Given the racial, class and gender disparities among the historical profession, I suspect that my experiences may be widely shared.

Nonetheless, whether explicitly discussed in acknowledgements, expressed within the subjects, questions and contours of research, reflected in how we organise and practice intellectual network formation, or manifest in the conditions within which teaching is delivered, the effects of COVID-19 on the present and future of historical scholarship will likely be widespread and significant. As such, though academic departments are by no means the only source of historical knowledge and narrative, it is fair to say that the present pandemic is also rewriting the past.

 

Notes

[1] For classics in the field and useful reviews: S. Shapin and S. Schaffer, Leviathan and the Air Pump: Hobbes, Boyle and the Experimental Life, (Princeton: Princeton University Press, 1985); S. Woolgar and B. Latour, Laboratory Life: The Construction of Scientific Facts, (Princeton: Princeton University Press, 1986); K. Knorr Cetina, Epistemic Cultures: How the Sciences Make Knowledge, (Cambridge, Mass: Harvard University Press, 1999); L. Daston and P. Galison, Objectivity, (New York: Zone Books, 2010).

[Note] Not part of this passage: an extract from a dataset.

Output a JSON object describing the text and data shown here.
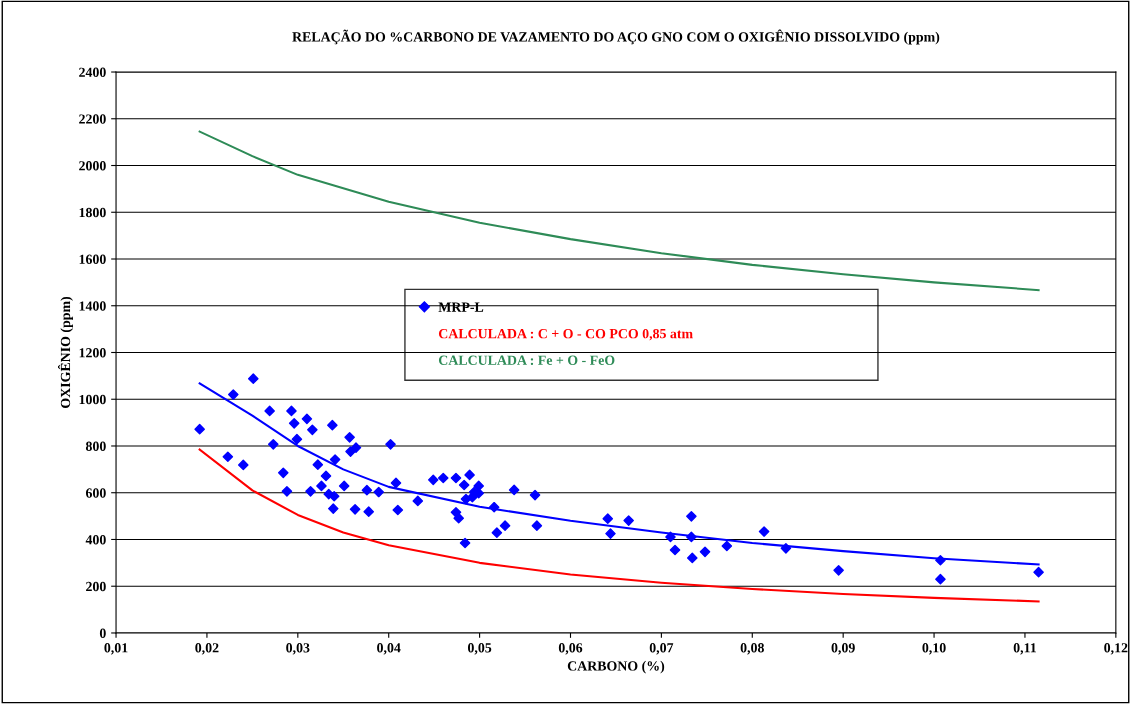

[2] The most self-conscious example I have seen is the preface to a history on international development and the social sciences, which begins: ‘this book as much as the institutions which are its subject, comes out of a particular history, a certain intellectual climate, and specific funding possibilities’: R. M. Packard and F. Cooper (eds), International Development and the Social Sciences: Essays on the History and Politics of Knowledge, (Berkeley: University of California Press, 1997), p. vii. For examples of texts firmly grounded in the historian’s own positionality: C. Hall, White, Male and Middle Class: Explorations in Feminism and History, Cambridge: Polity Press, 2007 [1992]); C. Steedman, Landscape for a Good Woman: A Story of Two Lives, (London: Virago, 1986).

[3] For instance: A. Green and K. Troup, The Houses of History: A Critical Reader in History and Theory, Second Edition (Manchester: Manchester University Press, 2016); L. Jordanova, History in Practice, Third Edition, (London: Bloomsbury Academic, 2019).

[4] E. H. Carr, What is History?, Second Edition (London: Penguin, 1990 [1961]), p. 30.